Days also go faster when juggling the needs of a bub with the commitments and needs of a five year old. It seems obvious now, that time would speed by in a continual round of kinder runs, swimming lessons, feeding the baby, sleeping the baby, playing with them both. Again though, I was assuming that I would be doing it all through the heavy fog of sleep deprivation, which would make the days stretch out endlessly, and make every step as difficult as if I had iron balls tied to my legs and I was walking through waist-high tar.
About a month ago was when I first realised that this time was speeding past. I started leaving the phone alone during feeding, not worrying about spending an entire day rocking her, letting myself get lost in her smiles without feeling guilty that the washing didn’t get done for yet another day.

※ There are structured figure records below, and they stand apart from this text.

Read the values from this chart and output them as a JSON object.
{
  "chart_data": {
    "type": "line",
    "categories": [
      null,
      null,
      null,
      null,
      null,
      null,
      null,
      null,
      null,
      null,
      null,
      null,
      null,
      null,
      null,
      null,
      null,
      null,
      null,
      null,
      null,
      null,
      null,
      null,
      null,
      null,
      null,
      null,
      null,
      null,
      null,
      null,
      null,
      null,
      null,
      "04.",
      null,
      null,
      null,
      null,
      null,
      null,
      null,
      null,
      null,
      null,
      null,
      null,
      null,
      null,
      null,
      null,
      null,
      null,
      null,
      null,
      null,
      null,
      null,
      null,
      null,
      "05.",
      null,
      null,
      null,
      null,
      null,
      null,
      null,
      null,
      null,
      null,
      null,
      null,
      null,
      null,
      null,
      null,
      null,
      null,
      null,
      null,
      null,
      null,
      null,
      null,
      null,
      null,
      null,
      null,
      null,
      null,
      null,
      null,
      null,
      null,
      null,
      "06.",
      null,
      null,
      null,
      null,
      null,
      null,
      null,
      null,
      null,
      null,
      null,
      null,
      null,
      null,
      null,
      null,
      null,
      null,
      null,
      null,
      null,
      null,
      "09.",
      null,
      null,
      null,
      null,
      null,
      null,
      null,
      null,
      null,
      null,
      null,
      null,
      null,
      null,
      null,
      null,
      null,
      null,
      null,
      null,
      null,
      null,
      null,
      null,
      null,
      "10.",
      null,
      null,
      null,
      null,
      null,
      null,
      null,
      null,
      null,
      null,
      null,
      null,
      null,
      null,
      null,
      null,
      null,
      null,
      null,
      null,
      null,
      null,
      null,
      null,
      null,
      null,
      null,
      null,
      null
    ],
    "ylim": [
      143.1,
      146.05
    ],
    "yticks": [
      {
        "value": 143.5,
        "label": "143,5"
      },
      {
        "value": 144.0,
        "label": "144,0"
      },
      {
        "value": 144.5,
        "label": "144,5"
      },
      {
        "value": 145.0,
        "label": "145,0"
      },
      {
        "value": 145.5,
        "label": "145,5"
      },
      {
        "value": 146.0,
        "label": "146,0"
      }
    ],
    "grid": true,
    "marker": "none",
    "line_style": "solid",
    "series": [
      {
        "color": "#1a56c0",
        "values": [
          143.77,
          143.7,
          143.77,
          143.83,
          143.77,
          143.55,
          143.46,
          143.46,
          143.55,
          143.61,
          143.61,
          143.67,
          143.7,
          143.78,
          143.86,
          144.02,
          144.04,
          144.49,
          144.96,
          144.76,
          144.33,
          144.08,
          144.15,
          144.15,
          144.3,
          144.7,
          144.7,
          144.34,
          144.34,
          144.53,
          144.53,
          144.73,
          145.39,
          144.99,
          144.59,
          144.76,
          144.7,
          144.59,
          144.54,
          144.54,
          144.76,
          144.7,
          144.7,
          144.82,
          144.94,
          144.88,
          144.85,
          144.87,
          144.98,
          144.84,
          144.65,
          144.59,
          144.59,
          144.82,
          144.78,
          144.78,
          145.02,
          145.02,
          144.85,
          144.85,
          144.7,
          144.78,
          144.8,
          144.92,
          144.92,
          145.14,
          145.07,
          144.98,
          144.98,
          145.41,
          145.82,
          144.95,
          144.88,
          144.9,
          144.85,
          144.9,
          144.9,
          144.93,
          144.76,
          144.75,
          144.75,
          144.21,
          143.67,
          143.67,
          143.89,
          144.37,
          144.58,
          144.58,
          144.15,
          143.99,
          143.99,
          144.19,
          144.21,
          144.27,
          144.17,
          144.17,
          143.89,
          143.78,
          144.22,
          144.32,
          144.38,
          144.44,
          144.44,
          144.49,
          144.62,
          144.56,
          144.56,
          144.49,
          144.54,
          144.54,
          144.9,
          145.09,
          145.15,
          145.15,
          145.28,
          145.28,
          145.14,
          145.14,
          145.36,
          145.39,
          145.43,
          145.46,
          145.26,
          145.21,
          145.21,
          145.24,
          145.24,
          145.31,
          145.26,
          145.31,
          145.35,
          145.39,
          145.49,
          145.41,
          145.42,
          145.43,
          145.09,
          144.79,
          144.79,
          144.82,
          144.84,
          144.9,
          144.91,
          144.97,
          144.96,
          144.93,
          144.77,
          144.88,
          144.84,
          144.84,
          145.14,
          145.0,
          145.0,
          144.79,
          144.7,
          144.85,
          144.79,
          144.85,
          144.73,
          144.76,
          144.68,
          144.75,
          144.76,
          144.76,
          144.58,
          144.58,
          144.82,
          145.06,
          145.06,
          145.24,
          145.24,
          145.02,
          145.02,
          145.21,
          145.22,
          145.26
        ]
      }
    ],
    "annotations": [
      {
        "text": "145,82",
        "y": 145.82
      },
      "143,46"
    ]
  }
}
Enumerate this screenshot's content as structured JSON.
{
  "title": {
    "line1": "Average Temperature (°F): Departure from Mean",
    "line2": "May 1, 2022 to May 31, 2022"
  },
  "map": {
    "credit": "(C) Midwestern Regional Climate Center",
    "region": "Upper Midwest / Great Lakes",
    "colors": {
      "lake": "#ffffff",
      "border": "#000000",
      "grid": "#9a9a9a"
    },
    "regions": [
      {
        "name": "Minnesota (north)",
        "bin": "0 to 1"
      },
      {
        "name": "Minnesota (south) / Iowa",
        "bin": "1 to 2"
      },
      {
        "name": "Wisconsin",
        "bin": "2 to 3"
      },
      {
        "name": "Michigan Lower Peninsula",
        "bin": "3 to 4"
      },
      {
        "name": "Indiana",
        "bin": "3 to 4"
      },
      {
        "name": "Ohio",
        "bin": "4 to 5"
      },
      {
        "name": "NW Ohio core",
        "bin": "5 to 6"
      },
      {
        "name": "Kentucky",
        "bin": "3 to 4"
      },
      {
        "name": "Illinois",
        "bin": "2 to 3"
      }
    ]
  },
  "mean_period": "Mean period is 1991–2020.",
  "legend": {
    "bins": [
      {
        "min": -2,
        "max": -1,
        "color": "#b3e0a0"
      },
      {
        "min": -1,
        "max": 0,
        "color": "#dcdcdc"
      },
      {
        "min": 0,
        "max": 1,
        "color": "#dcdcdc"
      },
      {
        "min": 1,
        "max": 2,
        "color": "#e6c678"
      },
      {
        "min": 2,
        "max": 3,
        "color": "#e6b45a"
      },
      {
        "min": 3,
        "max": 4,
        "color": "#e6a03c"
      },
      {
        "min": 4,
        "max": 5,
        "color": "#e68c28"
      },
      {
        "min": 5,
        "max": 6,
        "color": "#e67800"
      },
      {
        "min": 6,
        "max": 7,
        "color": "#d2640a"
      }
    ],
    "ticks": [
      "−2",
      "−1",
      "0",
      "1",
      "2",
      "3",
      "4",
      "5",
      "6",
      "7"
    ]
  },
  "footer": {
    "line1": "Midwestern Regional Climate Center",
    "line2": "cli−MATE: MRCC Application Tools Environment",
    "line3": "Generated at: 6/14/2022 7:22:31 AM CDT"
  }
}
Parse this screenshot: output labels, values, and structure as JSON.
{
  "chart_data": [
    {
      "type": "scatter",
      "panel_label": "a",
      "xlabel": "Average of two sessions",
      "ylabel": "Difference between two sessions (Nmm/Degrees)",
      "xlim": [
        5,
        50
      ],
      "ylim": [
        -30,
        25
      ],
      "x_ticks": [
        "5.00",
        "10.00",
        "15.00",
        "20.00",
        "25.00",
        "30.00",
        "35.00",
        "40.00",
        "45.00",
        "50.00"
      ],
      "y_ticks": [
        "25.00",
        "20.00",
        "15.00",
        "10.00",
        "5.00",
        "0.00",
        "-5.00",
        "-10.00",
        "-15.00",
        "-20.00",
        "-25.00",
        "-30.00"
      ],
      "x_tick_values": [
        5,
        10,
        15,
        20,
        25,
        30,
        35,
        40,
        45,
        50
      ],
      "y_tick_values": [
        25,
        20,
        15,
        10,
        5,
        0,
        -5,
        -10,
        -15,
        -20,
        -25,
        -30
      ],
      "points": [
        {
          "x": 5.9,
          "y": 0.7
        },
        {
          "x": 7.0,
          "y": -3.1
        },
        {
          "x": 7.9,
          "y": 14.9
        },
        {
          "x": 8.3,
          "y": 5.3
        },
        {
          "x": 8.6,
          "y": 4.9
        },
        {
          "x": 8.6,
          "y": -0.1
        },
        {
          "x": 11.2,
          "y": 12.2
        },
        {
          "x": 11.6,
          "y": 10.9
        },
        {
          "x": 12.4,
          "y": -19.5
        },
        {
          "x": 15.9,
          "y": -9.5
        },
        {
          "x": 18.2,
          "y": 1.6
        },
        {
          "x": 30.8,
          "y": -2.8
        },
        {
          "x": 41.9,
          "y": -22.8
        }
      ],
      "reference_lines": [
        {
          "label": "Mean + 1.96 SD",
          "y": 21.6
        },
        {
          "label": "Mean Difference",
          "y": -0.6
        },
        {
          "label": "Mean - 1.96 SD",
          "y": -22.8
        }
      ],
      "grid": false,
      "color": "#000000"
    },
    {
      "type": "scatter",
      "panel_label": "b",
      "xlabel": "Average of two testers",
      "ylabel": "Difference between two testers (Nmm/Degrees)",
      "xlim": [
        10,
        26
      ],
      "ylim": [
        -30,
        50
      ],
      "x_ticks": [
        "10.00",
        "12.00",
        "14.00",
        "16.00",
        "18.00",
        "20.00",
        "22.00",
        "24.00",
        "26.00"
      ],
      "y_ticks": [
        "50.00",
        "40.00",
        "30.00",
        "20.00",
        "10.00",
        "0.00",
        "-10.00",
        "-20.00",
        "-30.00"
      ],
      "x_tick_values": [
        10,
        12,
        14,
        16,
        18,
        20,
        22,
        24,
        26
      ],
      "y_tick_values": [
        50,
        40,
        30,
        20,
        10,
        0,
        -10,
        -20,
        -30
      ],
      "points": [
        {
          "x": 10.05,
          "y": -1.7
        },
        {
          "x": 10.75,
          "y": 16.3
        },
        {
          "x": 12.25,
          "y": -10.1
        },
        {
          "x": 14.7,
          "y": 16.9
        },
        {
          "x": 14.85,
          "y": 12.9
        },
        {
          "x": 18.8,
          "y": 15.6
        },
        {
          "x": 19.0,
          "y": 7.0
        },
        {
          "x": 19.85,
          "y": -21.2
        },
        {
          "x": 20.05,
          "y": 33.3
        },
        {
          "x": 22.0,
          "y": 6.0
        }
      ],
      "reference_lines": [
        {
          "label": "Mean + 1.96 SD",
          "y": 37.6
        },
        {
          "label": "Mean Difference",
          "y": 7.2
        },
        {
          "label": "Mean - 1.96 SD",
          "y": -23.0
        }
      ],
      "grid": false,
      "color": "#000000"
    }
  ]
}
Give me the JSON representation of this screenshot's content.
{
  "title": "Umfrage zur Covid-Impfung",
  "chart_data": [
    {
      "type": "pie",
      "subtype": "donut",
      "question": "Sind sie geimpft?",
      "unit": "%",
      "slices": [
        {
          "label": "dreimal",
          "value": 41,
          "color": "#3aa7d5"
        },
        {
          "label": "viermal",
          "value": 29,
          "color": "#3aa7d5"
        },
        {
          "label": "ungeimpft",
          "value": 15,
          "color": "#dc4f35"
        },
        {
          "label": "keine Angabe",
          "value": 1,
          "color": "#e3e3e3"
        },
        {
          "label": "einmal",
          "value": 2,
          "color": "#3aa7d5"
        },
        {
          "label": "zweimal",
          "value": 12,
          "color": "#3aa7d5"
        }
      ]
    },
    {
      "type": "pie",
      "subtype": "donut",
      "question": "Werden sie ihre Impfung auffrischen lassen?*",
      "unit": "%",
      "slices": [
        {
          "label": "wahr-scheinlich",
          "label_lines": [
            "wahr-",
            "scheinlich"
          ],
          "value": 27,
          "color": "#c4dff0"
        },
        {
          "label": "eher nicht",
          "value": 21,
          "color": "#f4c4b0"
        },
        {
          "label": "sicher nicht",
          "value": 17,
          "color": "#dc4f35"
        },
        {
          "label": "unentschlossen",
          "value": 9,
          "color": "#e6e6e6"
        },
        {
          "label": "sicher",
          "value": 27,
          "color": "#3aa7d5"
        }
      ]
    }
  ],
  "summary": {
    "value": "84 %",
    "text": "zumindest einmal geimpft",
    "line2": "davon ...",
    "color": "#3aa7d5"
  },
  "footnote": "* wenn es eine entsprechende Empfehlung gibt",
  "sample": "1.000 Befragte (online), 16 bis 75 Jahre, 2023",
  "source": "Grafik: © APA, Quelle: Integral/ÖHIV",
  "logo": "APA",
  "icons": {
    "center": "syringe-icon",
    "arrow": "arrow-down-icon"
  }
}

That said, I still don’t watch her for hours while she sleeps. Quite apart from her no longer sleeping for hours during the day, that is the best chance for me to do some things which help keep my sanity; and I still pull out the phone to take photos during feedings. I simply limit it to 1-2 feedings a day! Or try to anyway; just don’t ask how many photos I take in a week! Second sibling syndrome is not happening here. There are WAY more photos of SnuggleBub than there were of Monsieur at the same age. Most of all, I am trying to see her for as small as she is, so that I don’t look back in three months time and say again, “I just didn’t see how little she was. She seemed so big to me, I can’t believe I missed her being so little”. I can also console myself that when the future comes and time travel is possible, I can jump back for just one day of her being a newborn again!
Just over a week old – so tiny!
13.5 weeks old – so much bigger, but still small.